Table Of Contents

LdaModel predict


predict(self, document)

[BETA] Predict conditional probabilities of topics given document.

Parameters:

document : list

Document whose topics are to be predicted.

Returns:

: dict

Dictionary containing predicted topics. The data returned is composed of multiple components:

list of doubles | topics_given_doc
List of conditional probabilities of topics given document.
int : new_words_count
Count of new words in test document not present in training set.
double | new_words_percentage
Percentage of new words in test document.

Predicts conditional probabilities of topics given document using trained Latent Dirichlet Allocation model. The input document is represented as a list of strings

Examples

Inspect the input frame:

>>> my_model = ta.LdaModel()
>>> results = my_model.train(frame, 'doc_id', 'word_id', 'word_count', max_iterations = 3, num_topics = 2)
>>> prediction = model.predict(['harry', 'secrets', 'magic', 'harry', 'chamber' 'test'])

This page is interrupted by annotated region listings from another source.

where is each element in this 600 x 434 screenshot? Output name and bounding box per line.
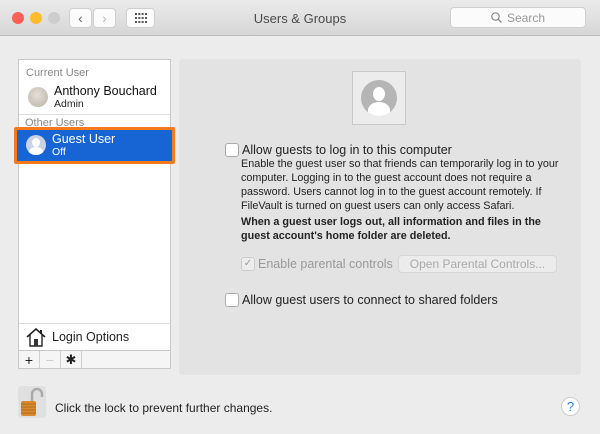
current-user-header: Current User [26,67,89,79]
search-field[interactable]: Search [450,7,586,28]
user-name: Guest User [52,132,116,146]
title-bar: ‹ › Users & Groups Search [0,0,600,36]
avatar [28,87,48,107]
help-button[interactable]: ? [561,397,580,416]
remove-user-button[interactable]: − [40,351,61,368]
search-placeholder: Search [506,10,546,25]
user-row-guest[interactable]: Guest User Off [14,127,175,164]
list-toolbar: + − ✱ [19,350,170,368]
shared-folders-label: Allow guest users to connect to shared f… [242,293,498,307]
allow-guests-label: Allow guests to log in to this computer [242,143,452,157]
shared-folders-checkbox[interactable] [225,293,239,307]
login-options-item[interactable]: Login Options [19,323,170,350]
user-list: Current User Anthony Bouchard Admin Othe… [14,59,175,369]
guest-description: Enable the guest user so that friends ca… [241,158,559,212]
open-parental-controls-button[interactable]: Open Parental Controls... [398,255,557,273]
guest-avatar-icon [26,135,46,155]
unlocked-padlock-icon [21,387,44,416]
lock-message: Click the lock to prevent further change… [55,401,273,415]
guest-settings-panel: Allow guests to log in to this computer … [179,59,581,375]
search-icon [491,12,502,23]
divider [19,114,170,115]
user-role: Admin [54,98,84,110]
allow-guests-checkbox[interactable] [225,143,239,157]
user-silhouette-icon [361,80,397,116]
action-menu-button[interactable]: ✱ [61,351,82,368]
parental-controls-checkbox[interactable]: ✓ [241,257,255,271]
user-name: Anthony Bouchard [54,84,157,98]
gear-icon: ✱ [65,351,77,367]
login-options-label: Login Options [52,330,130,344]
lock-button[interactable] [18,386,46,418]
user-status: Off [52,146,66,158]
add-user-button[interactable]: + [19,351,40,368]
user-row-anthony[interactable]: Anthony Bouchard Admin [19,81,170,111]
guest-warning: When a guest user logs out, all informat… [241,216,541,242]
parental-controls-label: Enable parental controls [258,257,393,271]
house-icon [26,327,46,347]
guest-picture [352,71,406,125]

The variable prediction is a dictionary with three keys:

>>> topics_given_doc = results['topics_given_doc']
>>> new_words_percentage = results['new_words_percentage']
>>> new_words_count = results['new_words_count']
>>> print(prediction)

{u'topics_given_doc': [0.04150190747884333, 0.7584980925211566], u'new_words_percentage': 20.0, u'new_words_count': 1}